Johannes Kraaijveld (1923-1945)
U herinnert zich misschien nog wel de presentatie van het boek over ds. Jac. Lissenberg vorig najaar. Tijdens die presentatie werd de gedenkplaat met de namen van acht oorlogsslachtoffers van de VEG Dordrecht overgedragen aan het Regionaal Archief Dordrecht.
In het boek staat een beschrijving van de lotgevallen van de oorlogsslachtoffers. Alleen over Johannes Kraaijveld ontbrak nadere informatie. Niemand wist zich over hem nog iets te herinneren.
Sinds het voorjaar van 2019 probeerde ik uit te zoeken wat er over hem bekend was. Gegevens over oorlogsslachtoffers worden bewaard in het archief van het Nederlandse Rode Kruis, dat is ondergebracht in het Nationaal Archief te Den Haag.
Het viel niet mee om toegang te krijgen tot het dossier van Johannes Kraaijveld. De gegevens over personen die vermist of omgekomen zijn tijdens de Tweede Wereldoorlog, mogen niet gekopieerd worden en mogen alleen worden ingezien.
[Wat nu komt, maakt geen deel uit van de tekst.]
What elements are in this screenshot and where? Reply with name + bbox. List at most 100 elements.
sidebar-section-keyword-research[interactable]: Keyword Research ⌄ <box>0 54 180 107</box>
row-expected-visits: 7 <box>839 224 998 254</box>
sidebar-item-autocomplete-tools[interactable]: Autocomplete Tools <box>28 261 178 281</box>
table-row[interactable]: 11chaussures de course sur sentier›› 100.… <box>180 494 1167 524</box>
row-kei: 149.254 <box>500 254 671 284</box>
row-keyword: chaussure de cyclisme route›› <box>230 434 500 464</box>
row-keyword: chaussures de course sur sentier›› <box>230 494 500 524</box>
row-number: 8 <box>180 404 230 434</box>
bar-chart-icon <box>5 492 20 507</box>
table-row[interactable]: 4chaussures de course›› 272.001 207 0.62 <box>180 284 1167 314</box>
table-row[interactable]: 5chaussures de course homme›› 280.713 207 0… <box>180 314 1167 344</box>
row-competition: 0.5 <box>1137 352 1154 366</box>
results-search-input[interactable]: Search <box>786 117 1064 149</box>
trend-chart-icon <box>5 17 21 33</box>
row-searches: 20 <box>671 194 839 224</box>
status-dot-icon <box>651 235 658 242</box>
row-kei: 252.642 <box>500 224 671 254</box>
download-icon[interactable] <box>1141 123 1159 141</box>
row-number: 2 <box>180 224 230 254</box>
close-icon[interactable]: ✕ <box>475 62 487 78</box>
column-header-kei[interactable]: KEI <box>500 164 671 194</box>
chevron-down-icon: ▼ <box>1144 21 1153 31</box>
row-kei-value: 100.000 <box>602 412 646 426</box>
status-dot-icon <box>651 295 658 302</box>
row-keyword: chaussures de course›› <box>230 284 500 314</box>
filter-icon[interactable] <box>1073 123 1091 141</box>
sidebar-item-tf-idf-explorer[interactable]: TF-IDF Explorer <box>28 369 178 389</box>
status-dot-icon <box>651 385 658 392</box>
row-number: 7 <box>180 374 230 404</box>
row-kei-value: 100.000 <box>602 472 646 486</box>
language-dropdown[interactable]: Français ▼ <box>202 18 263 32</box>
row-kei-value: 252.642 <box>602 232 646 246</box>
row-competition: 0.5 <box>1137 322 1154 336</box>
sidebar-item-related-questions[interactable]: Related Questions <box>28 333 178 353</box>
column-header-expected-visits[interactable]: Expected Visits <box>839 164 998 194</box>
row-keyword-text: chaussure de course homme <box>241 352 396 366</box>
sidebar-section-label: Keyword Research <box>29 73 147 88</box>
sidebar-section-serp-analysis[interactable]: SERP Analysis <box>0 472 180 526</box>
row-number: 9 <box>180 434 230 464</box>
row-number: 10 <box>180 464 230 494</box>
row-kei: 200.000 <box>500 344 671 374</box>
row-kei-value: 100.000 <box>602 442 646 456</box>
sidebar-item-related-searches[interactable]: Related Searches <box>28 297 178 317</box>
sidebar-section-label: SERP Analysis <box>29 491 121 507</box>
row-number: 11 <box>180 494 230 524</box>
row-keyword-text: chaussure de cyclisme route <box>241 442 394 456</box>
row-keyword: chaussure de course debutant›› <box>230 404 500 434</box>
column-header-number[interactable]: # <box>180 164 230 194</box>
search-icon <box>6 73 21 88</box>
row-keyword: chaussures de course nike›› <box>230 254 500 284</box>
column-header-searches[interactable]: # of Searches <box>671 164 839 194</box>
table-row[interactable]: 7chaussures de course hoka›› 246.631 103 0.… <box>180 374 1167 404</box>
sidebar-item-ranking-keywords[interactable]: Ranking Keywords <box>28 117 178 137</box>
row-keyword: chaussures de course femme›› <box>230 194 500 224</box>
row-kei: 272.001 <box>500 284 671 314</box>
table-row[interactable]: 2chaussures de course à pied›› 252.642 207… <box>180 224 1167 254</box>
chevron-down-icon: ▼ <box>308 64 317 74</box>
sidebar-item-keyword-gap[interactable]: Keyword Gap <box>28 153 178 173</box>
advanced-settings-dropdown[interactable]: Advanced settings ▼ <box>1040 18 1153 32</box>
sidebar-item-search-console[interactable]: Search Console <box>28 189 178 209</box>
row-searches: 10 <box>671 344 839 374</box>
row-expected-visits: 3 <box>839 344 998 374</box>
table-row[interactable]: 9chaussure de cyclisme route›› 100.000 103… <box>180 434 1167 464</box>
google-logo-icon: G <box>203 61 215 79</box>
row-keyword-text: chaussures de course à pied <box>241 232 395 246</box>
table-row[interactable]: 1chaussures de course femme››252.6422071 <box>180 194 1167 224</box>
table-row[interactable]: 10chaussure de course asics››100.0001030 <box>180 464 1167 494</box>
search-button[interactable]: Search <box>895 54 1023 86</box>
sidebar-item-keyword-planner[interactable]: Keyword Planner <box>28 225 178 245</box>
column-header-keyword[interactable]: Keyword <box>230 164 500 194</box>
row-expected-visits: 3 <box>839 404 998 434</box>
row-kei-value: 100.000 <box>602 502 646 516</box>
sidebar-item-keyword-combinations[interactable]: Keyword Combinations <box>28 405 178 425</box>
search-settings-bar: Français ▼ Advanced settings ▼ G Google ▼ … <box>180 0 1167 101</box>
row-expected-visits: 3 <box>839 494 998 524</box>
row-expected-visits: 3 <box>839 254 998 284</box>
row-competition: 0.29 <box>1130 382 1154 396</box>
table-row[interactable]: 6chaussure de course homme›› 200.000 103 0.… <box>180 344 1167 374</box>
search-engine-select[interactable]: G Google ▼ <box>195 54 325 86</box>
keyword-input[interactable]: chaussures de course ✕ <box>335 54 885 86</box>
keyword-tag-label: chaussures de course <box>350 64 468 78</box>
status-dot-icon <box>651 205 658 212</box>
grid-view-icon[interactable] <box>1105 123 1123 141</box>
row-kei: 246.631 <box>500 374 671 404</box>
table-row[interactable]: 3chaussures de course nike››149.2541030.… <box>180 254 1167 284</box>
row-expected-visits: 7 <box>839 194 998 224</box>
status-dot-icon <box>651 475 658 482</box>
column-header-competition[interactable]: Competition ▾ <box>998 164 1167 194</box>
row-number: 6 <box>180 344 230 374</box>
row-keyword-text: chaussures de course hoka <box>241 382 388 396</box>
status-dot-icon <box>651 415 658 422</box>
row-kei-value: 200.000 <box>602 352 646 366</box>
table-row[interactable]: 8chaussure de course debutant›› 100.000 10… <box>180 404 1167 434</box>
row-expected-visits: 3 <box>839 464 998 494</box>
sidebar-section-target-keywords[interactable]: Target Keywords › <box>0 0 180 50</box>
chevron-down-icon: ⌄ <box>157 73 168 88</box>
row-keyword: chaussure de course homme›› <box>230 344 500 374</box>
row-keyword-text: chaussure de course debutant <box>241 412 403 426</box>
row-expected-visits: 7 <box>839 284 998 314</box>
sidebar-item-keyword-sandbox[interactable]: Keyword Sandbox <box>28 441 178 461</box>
In maart van dit jaar kreeg ik eindelijk toestemming om het dossier in te zien. Helaas gooide de coronacrisis roet in het eten. Op 9 september j.l. was het echter zover. Ik had het dossier in handen.
Ik geef mijn bevindingen graag aan u door. Ze maken duidelijk hoe zwaar ook de naoorlogse periode is geweest. Sommige families zoals de familie Waltman hoorden pas na de bevrijding dat hun zoon was omgekomen. Anderen hoopten op een teken van leven van hun weggevoerde familieleden, maar het bleef stil. Zo verging het ook de ouders van Johannes Kraaijveld.
Zijn vader verzocht in 1945 het Nederlandse Rode Kruis een onderzoek in te stellen naar Johannes. Waar was hij gebleven? Op 17 augustus 1946 kreeg hij bericht dat Johannes begin 1945 was geëvacueerd of op eigen gelegenheid vertrokken en dat hij zich sindsdien niet meer gemeld had. Volgens het Rode Kruis was het niet meer na te gaan waar hij was gebleven ‘aangezien alle registers door oorlogshandelingen zijn vernield’. Aan het einde van het bericht werd Kraaijveld sr. verzocht te berichten of hij inmiddels al iets naders omtrent zijn zoon had vernomen, ‘of dat het onderzoek dient te worden voortgezet’.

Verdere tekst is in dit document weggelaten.